TIMPs are surface functionalized negatively charged poly(lactide-co-glycolide) particles encapsulating antigenic proteins or peptide epitopes associated with inflammatory conditions such as autoimmune diseases and allergies. TIMPs are designed for targeted delivery of encapsulated proteins/peptides to antigen presenting cells (APCs) of the mononuclear phagocyte system resulting in APC mediated T cell reprogramming via non-inflammatory pathways.

In pre-clinical models of autoimmune diseases and allergies, TIMPs have demonstrated therapeutic efficacy at inducing T-cell tolerance to antigenic/allergenic proteins and peptides resulting in improved disease symptoms.TIMPs encapsulating peanut proteins (TIMP-PPE) can potentially treat peanut allergies by reprogramming the immune system and inducing antigen specific T cell tolerance to peanut proteins. There is a current need for immune tolerizing therapies which can induce T-cell tolerance to allergenic peanut proteins for long term therapeutic benefit without exposing patients to risk of adverse events.

The present disclosure provides a process for manufacturing negatively charged particles encapsulating peanut proteins (TIMP-PPE) and pharmaceutical compositions comprising the particles.

Unless otherwise stated, the following terms used in this application, including the specification and claims, have the definitions given below.

As used in the specification and the appended claims, the indefinite articles “a” and “an” and the definite article “the” include plural as well as singular referents unless the context clearly dictates otherwise.

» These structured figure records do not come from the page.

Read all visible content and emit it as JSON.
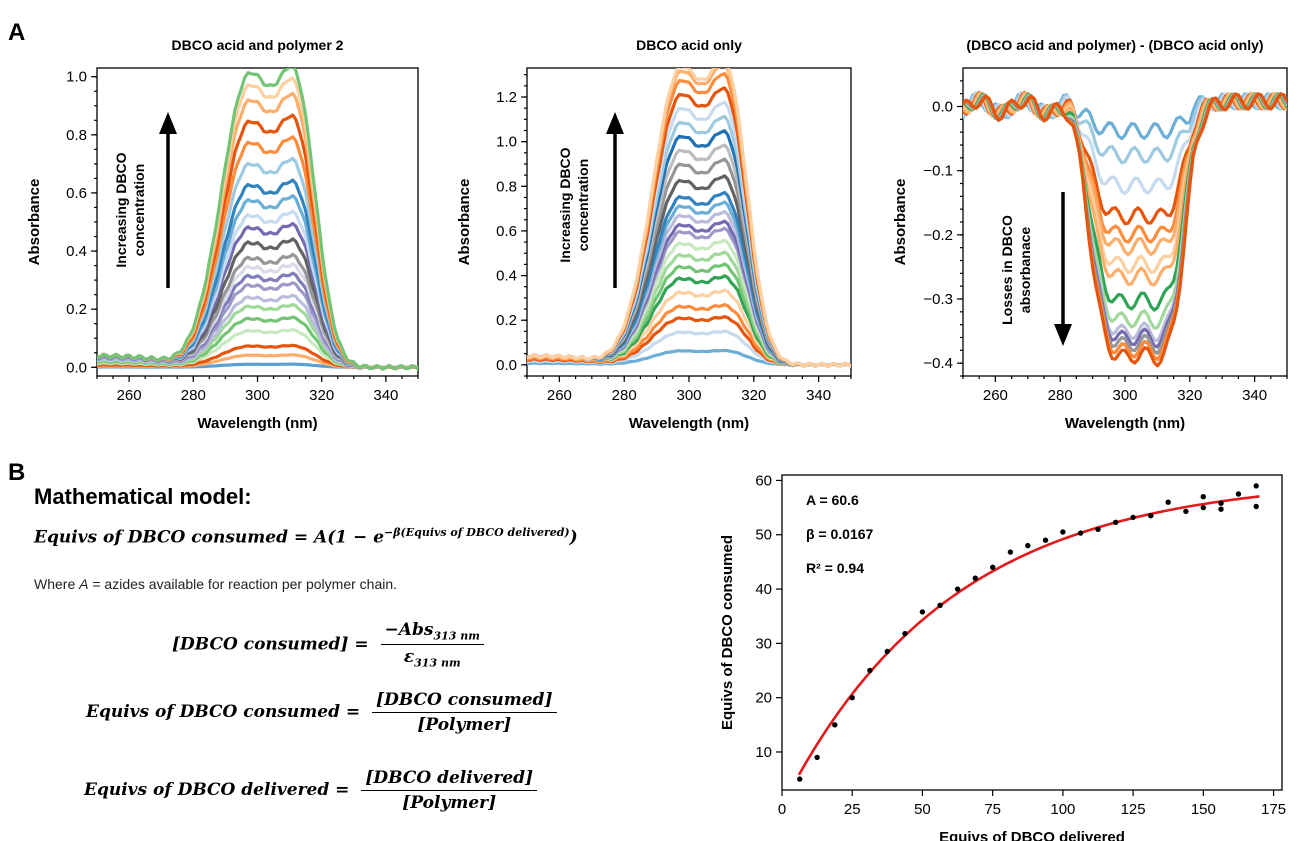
{
  "panel_labels": {
    "a": "A",
    "b": "B"
  },
  "model": {
    "title": "Mathematical model:",
    "eq1_lhs": "Equivs of DBCO consumed",
    "eq1_rhs_prefix": "= A(1 − e",
    "eq1_exponent": "−β(Equivs of DBCO delivered)",
    "eq1_close": ")",
    "where_prefix": "Where ",
    "where_var": "A",
    "where_rest": " = azides available for reaction per polymer chain.",
    "eq2_lhs": "[DBCO consumed] =",
    "eq2_num": "−Abs",
    "eq2_num_sub": "313 nm",
    "eq2_den": "ε",
    "eq2_den_sub": "313 nm",
    "eq3_lhs": "Equivs of DBCO consumed =",
    "eq3_num": "[DBCO consumed]",
    "eq3_den": "[Polymer]",
    "eq4_lhs": "Equivs of DBCO delivered =",
    "eq4_num": "[DBCO delivered]",
    "eq4_den": "[Polymer]"
  },
  "chart_data": [
    {
      "type": "line",
      "title": "DBCO acid and polymer 2",
      "xlabel": "Wavelength (nm)",
      "ylabel": "Absorbance",
      "xlim": [
        250,
        350
      ],
      "ylim": [
        -0.03,
        1.03
      ],
      "xticks": [
        260,
        280,
        300,
        320,
        340
      ],
      "yticks": [
        0.0,
        0.2,
        0.4,
        0.6,
        0.8,
        1.0
      ],
      "ytick_labels": [
        "0.0",
        "0.2",
        "0.4",
        "0.6",
        "0.8",
        "1.0"
      ],
      "annotation": [
        "Increasing DBCO",
        "concentration"
      ],
      "arrow": "up",
      "series_peak_297nm": [
        0.01,
        0.04,
        0.07,
        0.12,
        0.16,
        0.2,
        0.23,
        0.27,
        0.3,
        0.33,
        0.36,
        0.41,
        0.46,
        0.5,
        0.55,
        0.6,
        0.67,
        0.74,
        0.81,
        0.88,
        0.93,
        0.97
      ],
      "series_colors": [
        "#5aa0d0",
        "#fdae6b",
        "#e6550d",
        "#c7e9c0",
        "#74c476",
        "#a1d99b",
        "#bcbddc",
        "#9e9ac8",
        "#807dba",
        "#dadaeb",
        "#969696",
        "#636363",
        "#756bb1",
        "#c6dbef",
        "#6baed6",
        "#3182bd",
        "#9ecae1",
        "#fd8d3c",
        "#e6550d",
        "#fdae6b",
        "#fdd0a2",
        "#74c476"
      ]
    },
    {
      "type": "line",
      "title": "DBCO acid only",
      "xlabel": "Wavelength (nm)",
      "ylabel": "Absorbance",
      "xlim": [
        250,
        350
      ],
      "ylim": [
        -0.05,
        1.33
      ],
      "xticks": [
        260,
        280,
        300,
        320,
        340
      ],
      "yticks": [
        0.0,
        0.2,
        0.4,
        0.6,
        0.8,
        1.0,
        1.2
      ],
      "ytick_labels": [
        "0.0",
        "0.2",
        "0.4",
        "0.6",
        "0.8",
        "1.0",
        "1.2"
      ],
      "annotation": [
        "Increasing DBCO",
        "concentration"
      ],
      "arrow": "up",
      "series_peak_297nm": [
        0.06,
        0.14,
        0.2,
        0.25,
        0.31,
        0.37,
        0.42,
        0.47,
        0.52,
        0.57,
        0.6,
        0.64,
        0.68,
        0.72,
        0.79,
        0.86,
        0.92,
        0.98,
        1.04,
        1.1,
        1.16,
        1.22,
        1.26,
        1.28
      ],
      "series_colors": [
        "#6baed6",
        "#c6dbef",
        "#e6550d",
        "#fd8d3c",
        "#fdd0a2",
        "#31a354",
        "#74c476",
        "#a1d99b",
        "#c7e9c0",
        "#9e9ac8",
        "#756bb1",
        "#bcbddc",
        "#6baed6",
        "#3182bd",
        "#636363",
        "#969696",
        "#bdbdbd",
        "#2171b5",
        "#9ecae1",
        "#c6dbef",
        "#e6550d",
        "#fd8d3c",
        "#fdae6b",
        "#fdd0a2"
      ]
    },
    {
      "type": "line",
      "title": "(DBCO acid and polymer) - (DBCO acid only)",
      "xlabel": "Wavelength (nm)",
      "ylabel": "Absorbance",
      "xlim": [
        250,
        350
      ],
      "ylim": [
        -0.42,
        0.06
      ],
      "xticks": [
        260,
        280,
        300,
        320,
        340
      ],
      "yticks": [
        0.0,
        -0.1,
        -0.2,
        -0.3,
        -0.4
      ],
      "ytick_labels": [
        "0.0",
        "−0.1",
        "−0.2",
        "−0.3",
        "−0.4"
      ],
      "annotation": [
        "Losses in DBCO",
        "absorbanace"
      ],
      "arrow": "down",
      "series_trough_313nm": [
        -0.04,
        -0.08,
        -0.13,
        -0.18,
        -0.21,
        -0.23,
        -0.26,
        -0.28,
        -0.32,
        -0.35,
        -0.37,
        -0.38,
        -0.39,
        -0.4,
        -0.4,
        -0.41
      ],
      "series_colors": [
        "#6baed6",
        "#9ecae1",
        "#c6dbef",
        "#e6550d",
        "#fd8d3c",
        "#fdae6b",
        "#fdd0a2",
        "#fdae6b",
        "#31a354",
        "#a1d99b",
        "#bcbddc",
        "#756bb1",
        "#969696",
        "#636363",
        "#fd8d3c",
        "#e6550d"
      ]
    },
    {
      "type": "scatter",
      "title": "",
      "xlabel": "Equivs of DBCO delivered",
      "ylabel": "Equivs of DBCO consumed",
      "xlim": [
        0,
        178
      ],
      "ylim": [
        3,
        61
      ],
      "xticks": [
        0,
        25,
        50,
        75,
        100,
        125,
        150,
        175
      ],
      "yticks": [
        10,
        20,
        30,
        40,
        50,
        60
      ],
      "fit_params": {
        "A": 60.6,
        "beta": 0.0167
      },
      "stats": [
        "A = 60.6",
        "β = 0.0167",
        "R² = 0.94"
      ],
      "points_x": [
        6.3,
        12.5,
        18.8,
        25,
        31.3,
        37.5,
        43.8,
        50,
        56.3,
        62.5,
        68.8,
        75,
        81.3,
        87.5,
        93.8,
        100,
        106.3,
        112.5,
        118.8,
        125,
        131.3,
        137.5,
        143.8,
        150,
        150,
        156.3,
        156.3,
        162.5,
        168.8,
        168.8
      ],
      "points_y": [
        5,
        9,
        15,
        20,
        25,
        28.5,
        31.8,
        35.8,
        37,
        40,
        42,
        44,
        46.8,
        48,
        49,
        50.5,
        50.3,
        51,
        52.3,
        53.2,
        53.5,
        56,
        54.3,
        57,
        55,
        55.8,
        54.7,
        57.5,
        59,
        55.2
      ],
      "fit_color": "#e31a1c",
      "point_color": "#000000"
    }
  ]
}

The term “about” or “approximately” means an acceptable error for a particular value as determined by one of ordinary skill in the art, which depends in part on how the value is measured or determined. In certain embodiments, the term “about” or “approximately” means within 1, 2, 3, or 4 standard deviations. In certain embodiments, the term “about” or “approximately” means within 30%, 25%, 20%, 15%, 10%, 9%, 8%, 7%, 6%, 5%, 4%, 3%, 2%, 1%, 0.5%, or 0.05% of a given value or range. Whenever the term “about” or “approximately” precedes the first numerical value in a series of two or more numerical values, it is understood that the term “about” or “approximately” applies to each one of the numerical values in that series.

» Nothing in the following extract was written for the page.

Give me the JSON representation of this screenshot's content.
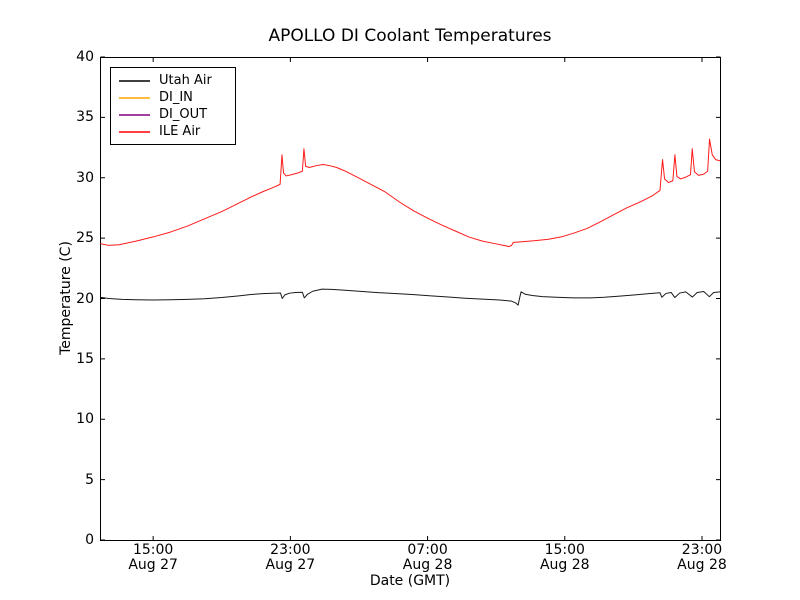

“Particle” as used herein refers to any non-tissue derived composition of matter, it may be a sphere or sphere-like entity, bead, or liposome. The term “particle”, the term “immune modifying particle”, the term “carrier particle”, and the term “bead” may be used interchangeably depending on the context. Additionally, the term ‘particle’ may be used to encompass beads and spheres.

“Negatively charged particle” as used herein refers to particles which have been modified to possess a net surface charge that is less than zero.

“Surface-functionalized” as used herein refers to particles which have one or more functional groups on its surface. In some embodiments, the surface functionalization occurs by the introduction of one or more functional groups to a surface of a particle. In various embodiments, surface functionalization may be achieved by carboxylation (i.e., addition of one or more carboxyl groups to the particle surface) or addition of other chemical groups (e.g., other chemical groups that impart a negative surface charge).

“Carboxylated particles” or “carboxylated beads” or “carboxylated spheres” includes any particle that has been modified or surface functionalized to add one or more carboxyl group onto the particle surface. Carboxylation of the particles can be achieved using any compound which adds carboxyl groups, including, but not limited to, Poly(ethylene-maleic anhydride) (PEMA), Poly(acrylic acid), or a poly amino acid consisting of carboxyl side-chains (e.g., aspartic acid, glutamic acid). Carboxylation may also be achieved by using polymers with native carboxyl groups (e.g., PLGA) to form particles, in which the manufacturing process results in additional carboxyl groups, i.e., in addition to those naturally expressed by the polymer, being located on the surface of the particle.